Jóvenes buscan terminar su competencia de natación en los Olímpicos Especiales del sur de California.
Jóvenes buscan terminar su competencia de natación en los Olímpicos Especiales del sur de California.
Foto: FOTO CORTESÍA: BOB PALERMINI

Sebastián Galleguillo, un joven nadador argentino con hipoacusia, construyó con la ayuda de sus padres una piscina en un terreno de su casa con plásticos, nailon, maderas y chapas para poder entrenarse durante la cuarentena y cumplir su anhelo de competir en las Sordolimpiadas.

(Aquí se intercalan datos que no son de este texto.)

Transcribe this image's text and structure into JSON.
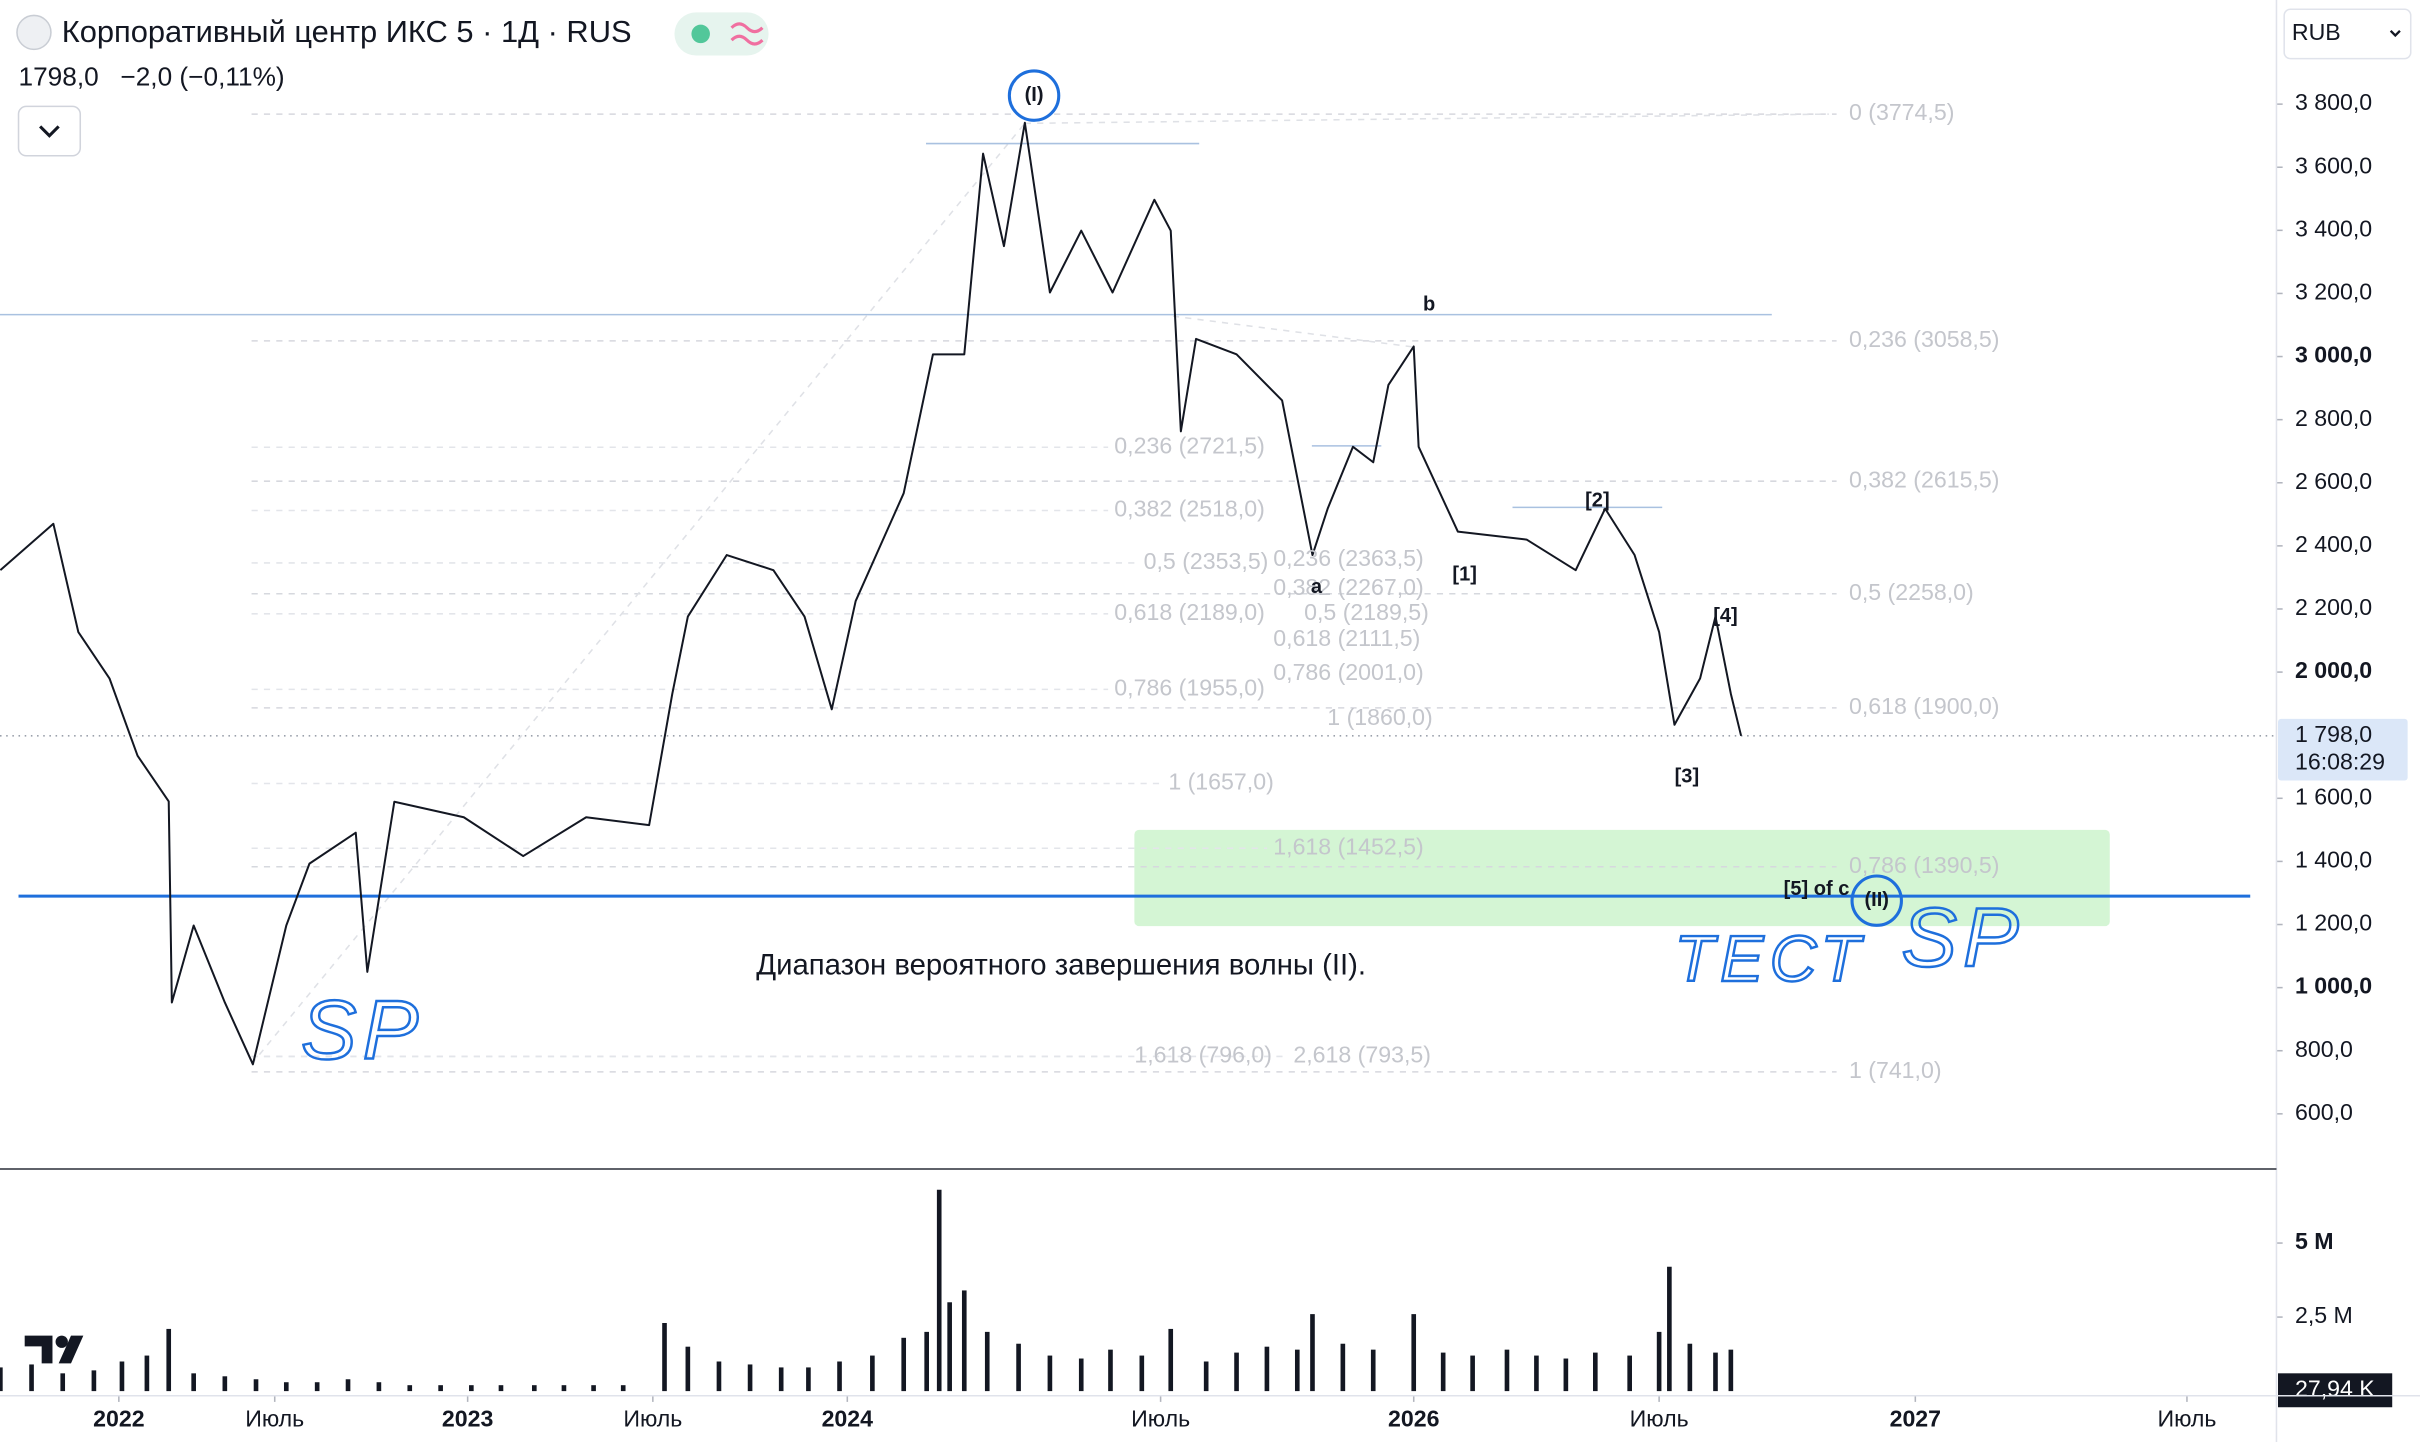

El nadador, de 18 años y con hipoacusia neurosensorial, habló con la agencia Efe de su amor por este deporte, de cómo la natación lo “ayudó a socializar” y a “abrir caminos” y detalló cómo construyó la piscina para poder entrenarse durante el aislamiento social, preventivo y obligatorio dispuesto por la pandemia del coronavirus el 20 de marzo.

La idea inicial era hacer un pozo, con palas, pero hubieran tardado demasiado, así que a la mamá de Sebas, se le ocurrió la idea que cambio todo:

“Mi mamá dijo: ‘Hagamos como un invernáculo, pero invertido, hagamos esa estructura, pero más reforzada’. La función básica era el plástico, el nailon. Tuvimos que nivelar un poco el piso, lo enderezamos, barrimos y le pusimos unas chapas. Pusimos palos en línea enterrados a un metro de profundidad, pusimos las chapas y las agarramos con madera”, cuenta Sebastián.

“Me ayudaron mi familia, me ayudó mi hermano con chapas, mi vecina con materiales y mi entrenador me dio las medidas. Quiero agradecerle a mi entrenador Guillermo Noble, que me apoyó en todo. Ahora me pasa todos los entrenamientos”.

Aunque el increíble Sebastián recibió mucha ayuda, la más valiosa fue la de sus padres quienes estuvieron con él respaldando su sueño y claro, construyendo con sus manos la piscina:

Me di cuenta de que los que siempre me apoyaron en el deporte, sea malo o bueno, eran mis papás. A mí me gusta correr porque soy competitivo, pero me di cuenta de que tengo un motivo más para correr: mis papás. Todo el amor que me dieron por el deporte y todo lo que hicieron para ayudarme. Me hicieron un pileta, me ayudaron, tengo una alegría impresionante, mi forma de expresarlo es correr las carreras por mi familia, por todo lo que me apoyaron”.